African Eurobonds 'not lucrative'
Bankers are hoping the avalanche of low-fee African sovereign Eurobond deals will provide a gateway to more-remunerative business, says Helmut Engelbrecht, head of investment banking in Africa for Standard Bank.
The African Eurobond business remains a decidedly low-fee affair, say bankers, who hope their labour will pay off with ancillary business.
This is despite the fact that African sovereigns pose unique challenges compared with higher-rated sovereigns with well-developed yield curves, and fewer bookrunners are prepared to undercut competitors with low fees in contrast to the pre-Lehman heyday.
According to Engelbrecht, global and regional investment banks still charge low fees, within a highly competitive environment for bookrunners.
As Engelbrecht says: “While volumes and deal size are reaching record levels in Africa, they are still very small compared to global levels. There just aren’t that many issues when it comes to international sovereign debt, so investment banks are competing in quite a fierce environment.”
He adds: “So as it stands, Eurobonds are not a lucrative business for investment banks. More than anything, this is a way for banks to build up a reputation in a region which shows high levels of growth. Investment banks take on this type of low-fee work as it is a low-risk way to build up credentials in a region.”
During the past two years, investors have seen a flurry of Eurobond issuance out of sub-Saharan Africa, with sovereign issues between $400 million and $1.5 billion. This year, Zambia, Kenya, Cote d’Ivoire and Senegal have issued Eurobonds, with Ghana planning an issue later this year.
In July, Zambia's $1 billion Eurobond landed the bookrunners a profit of $1.6 million. One of the lowest profits made from any sovereign Eurobond during the past four years came from Nigeria's issue in July of last year, with a fee of $0.3 million for the $1 billion issue.
And yields on African Eurobonds have remained tight despite the threat of Fed tapering. Senegal’s third offering – and the latest Eurobond out of the region; a $500 million Eurobond at the end of July – priced to yield at 6.25%, 250 basis points below the 2011 issue. Cote d’Ivoire’s Eurobond in July also performed well, pricing inside Kenya’s earlier issue with a yield of 5.625%.
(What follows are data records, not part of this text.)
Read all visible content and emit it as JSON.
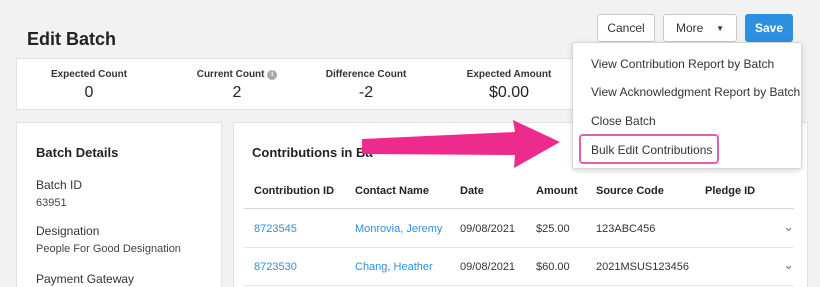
{
  "header": {
    "title": "Edit Batch",
    "cancel_label": "Cancel",
    "more_label": "More",
    "save_label": "Save"
  },
  "stats": [
    {
      "label": "Expected Count",
      "value": "0"
    },
    {
      "label": "Current Count",
      "value": "2"
    },
    {
      "label": "Difference Count",
      "value": "-2"
    },
    {
      "label": "Expected Amount",
      "value": "$0.00"
    }
  ],
  "details": {
    "title": "Batch Details",
    "fields": [
      {
        "label": "Batch ID",
        "value": "63951"
      },
      {
        "label": "Designation",
        "value": "People For Good Designation"
      },
      {
        "label": "Payment Gateway",
        "value": ""
      }
    ]
  },
  "contributions": {
    "title": "Contributions in Ba",
    "columns": [
      "Contribution ID",
      "Contact Name",
      "Date",
      "Amount",
      "Source Code",
      "Pledge ID"
    ],
    "rows": [
      {
        "id": "8723545",
        "name": "Monrovia, Jeremy",
        "date": "09/08/2021",
        "amount": "$25.00",
        "source": "123ABC456",
        "pledge": ""
      },
      {
        "id": "8723530",
        "name": "Chang, Heather",
        "date": "09/08/2021",
        "amount": "$60.00",
        "source": "2021MSUS123456",
        "pledge": ""
      }
    ]
  },
  "more_menu": {
    "items": [
      "View Contribution Report by Batch",
      "View Acknowledgment Report by Batch",
      "Close Batch",
      "Bulk Edit Contributions"
    ],
    "highlighted_index": 3
  },
  "colors": {
    "accent": "#2d8fe0",
    "highlight": "#e060b0",
    "arrow": "#ec2b8c"
  },
  "icons": {
    "info": "info-icon",
    "caret": "caret-down-icon",
    "row_expand": "chevron-down-icon",
    "annotation": "arrow-right-icon"
  }
}
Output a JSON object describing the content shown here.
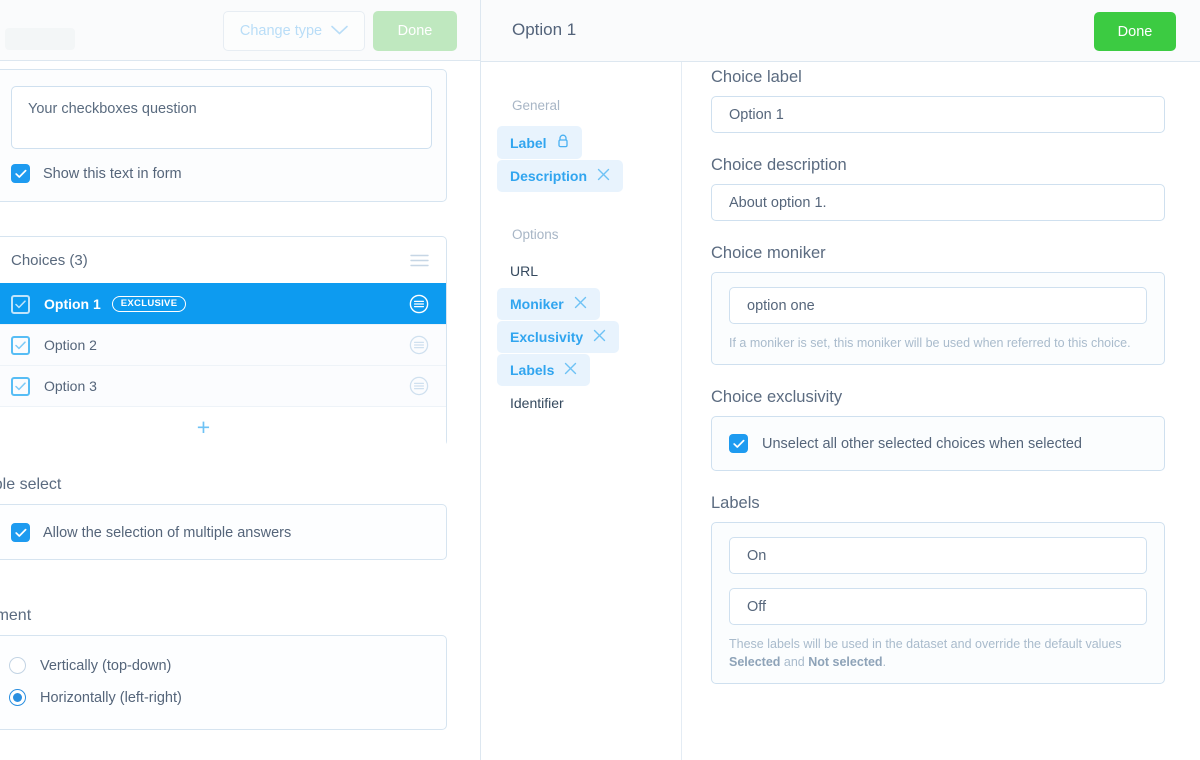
{
  "left_panel": {
    "toolbar": {
      "change_type_label": "Change type",
      "change_type_icon": "chevron-down-icon",
      "done_label": "Done"
    },
    "question": {
      "text": "Your checkboxes question",
      "show_in_form_label": "Show this text in form",
      "show_in_form_checked": true
    },
    "choices": {
      "header": "Choices (3)",
      "reorder_icon": "hamburger-icon",
      "items": [
        {
          "label": "Option 1",
          "badge": "EXCLUSIVE",
          "checked": true,
          "selected": true,
          "menu_icon": "circle-menu-icon"
        },
        {
          "label": "Option 2",
          "badge": "",
          "checked": true,
          "selected": false,
          "menu_icon": "circle-menu-icon"
        },
        {
          "label": "Option 3",
          "badge": "",
          "checked": true,
          "selected": false,
          "menu_icon": "circle-menu-icon"
        }
      ],
      "add_label": "+"
    },
    "multiple_select": {
      "heading": "Multiple select",
      "option_label": "Allow the selection of multiple answers",
      "checked": true
    },
    "alignment": {
      "heading": "Alignment",
      "options": [
        {
          "label": "Vertically (top-down)",
          "selected": false
        },
        {
          "label": "Horizontally (left-right)",
          "selected": true
        }
      ]
    }
  },
  "right_panel": {
    "title": "Option 1",
    "done_label": "Done",
    "nav": {
      "groups": [
        {
          "label": "General",
          "items": [
            {
              "label": "Label",
              "active": true,
              "trailing_icon": "lock-icon"
            },
            {
              "label": "Description",
              "active": true,
              "trailing_icon": "close-icon"
            }
          ]
        },
        {
          "label": "Options",
          "items": [
            {
              "label": "URL",
              "active": false,
              "trailing_icon": ""
            },
            {
              "label": "Moniker",
              "active": true,
              "trailing_icon": "close-icon"
            },
            {
              "label": "Exclusivity",
              "active": true,
              "trailing_icon": "close-icon"
            },
            {
              "label": "Labels",
              "active": true,
              "trailing_icon": "close-icon"
            },
            {
              "label": "Identifier",
              "active": false,
              "trailing_icon": ""
            }
          ]
        }
      ]
    },
    "fields": {
      "choice_label": {
        "label": "Choice label",
        "value": "Option 1"
      },
      "choice_description": {
        "label": "Choice description",
        "value": "About option 1."
      },
      "choice_moniker": {
        "label": "Choice moniker",
        "value": "option one",
        "hint": "If a moniker is set, this moniker will be used when referred to this choice."
      },
      "choice_exclusivity": {
        "label": "Choice exclusivity",
        "option_label": "Unselect all other selected choices when selected",
        "checked": true
      },
      "labels": {
        "label": "Labels",
        "on_value": "On",
        "off_value": "Off",
        "hint_prefix": "These labels will be used in the dataset and override the default values ",
        "hint_bold1": "Selected",
        "hint_mid": " and ",
        "hint_bold2": "Not selected",
        "hint_suffix": "."
      }
    }
  },
  "colors": {
    "accent_blue": "#0d9bf0",
    "light_blue": "#31a5ef",
    "done_green": "#3ccb42",
    "done_green_disabled": "#bfe8bf",
    "chip_bg": "#e8f3fd",
    "border": "#cfe0ef"
  }
}
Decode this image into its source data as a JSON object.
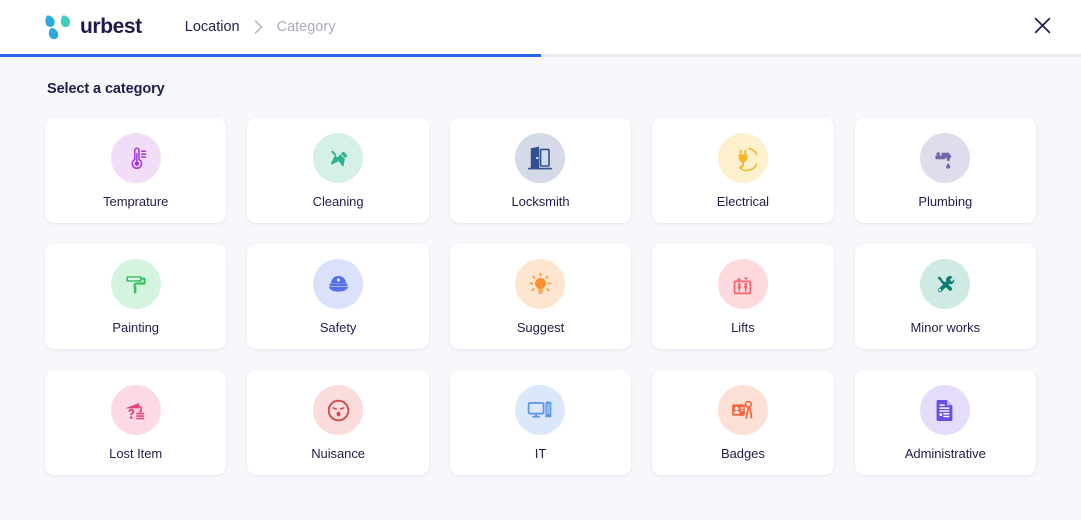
{
  "header": {
    "brand_name": "urbest",
    "logo_colors": {
      "blue": "#29a9e0",
      "teal": "#3fd0b8"
    },
    "breadcrumb": [
      {
        "label": "Location",
        "active": true
      },
      {
        "label": "Category",
        "active": false
      }
    ],
    "separator_icon": "chevron-right-icon",
    "close_icon": "close-icon"
  },
  "progress": {
    "percent": 50,
    "fill_color": "#2563eb",
    "track_color": "#e9eaf0"
  },
  "main": {
    "section_title": "Select a category",
    "categories": [
      {
        "label": "Temprature",
        "icon": "thermometer-icon",
        "bg": "#f2ddf8",
        "fg": "#a638d8"
      },
      {
        "label": "Cleaning",
        "icon": "broom-icon",
        "bg": "#d5f0e7",
        "fg": "#2fae92"
      },
      {
        "label": "Locksmith",
        "icon": "door-icon",
        "bg": "#d4dae8",
        "fg": "#32508f"
      },
      {
        "label": "Electrical",
        "icon": "plug-icon",
        "bg": "#fdf0cd",
        "fg": "#f5b325"
      },
      {
        "label": "Plumbing",
        "icon": "faucet-icon",
        "bg": "#dfdceb",
        "fg": "#6f65a8"
      },
      {
        "label": "Painting",
        "icon": "paint-roller-icon",
        "bg": "#d4f3de",
        "fg": "#2fc45f"
      },
      {
        "label": "Safety",
        "icon": "police-cap-icon",
        "bg": "#dbe0fb",
        "fg": "#5470e8"
      },
      {
        "label": "Suggest",
        "icon": "lightbulb-icon",
        "bg": "#fde5cf",
        "fg": "#fa8f30"
      },
      {
        "label": "Lifts",
        "icon": "elevator-icon",
        "bg": "#fcdadd",
        "fg": "#f5636e"
      },
      {
        "label": "Minor works",
        "icon": "hammer-wrench-icon",
        "bg": "#cfeae4",
        "fg": "#0c7c72"
      },
      {
        "label": "Lost Item",
        "icon": "umbrella-question-icon",
        "bg": "#fbdae6",
        "fg": "#e0457e"
      },
      {
        "label": "Nuisance",
        "icon": "angry-face-icon",
        "bg": "#fbdcdc",
        "fg": "#d24545"
      },
      {
        "label": "IT",
        "icon": "monitor-phone-icon",
        "bg": "#dbe8fa",
        "fg": "#5a93e8"
      },
      {
        "label": "Badges",
        "icon": "id-badge-keys-icon",
        "bg": "#fcdfd5",
        "fg": "#f2653a"
      },
      {
        "label": "Administrative",
        "icon": "document-icon",
        "bg": "#e4dcfa",
        "fg": "#6d4ee0"
      }
    ]
  }
}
“As Eurobond issues for Africa extends to parastatals and African corporates, the profitability from Eurobond should increase,” says Engelbrecht.
“Therefore, building a track-record in sovereign issuance will be a benefit for when the more lucrative Eurobond business comes to the market. Bonds are also a good way to get a feel for a market and build credentials while the rest of the market for investment banking – such as M&A and equities – is still developing.”
While eastern European sovereigns have, in recent years, developed a reputation as fee-sensitive, with Ukraine's famous zero-fee mandate in 2008 causing ire, African sovereign issuers are largely following in the footsteps of emerging-market issuers, who are seen as more price-sensitive compared with US issuers, and able to command aggressive terms to a global investment banking industry that is still arguably suffering from over-capacity.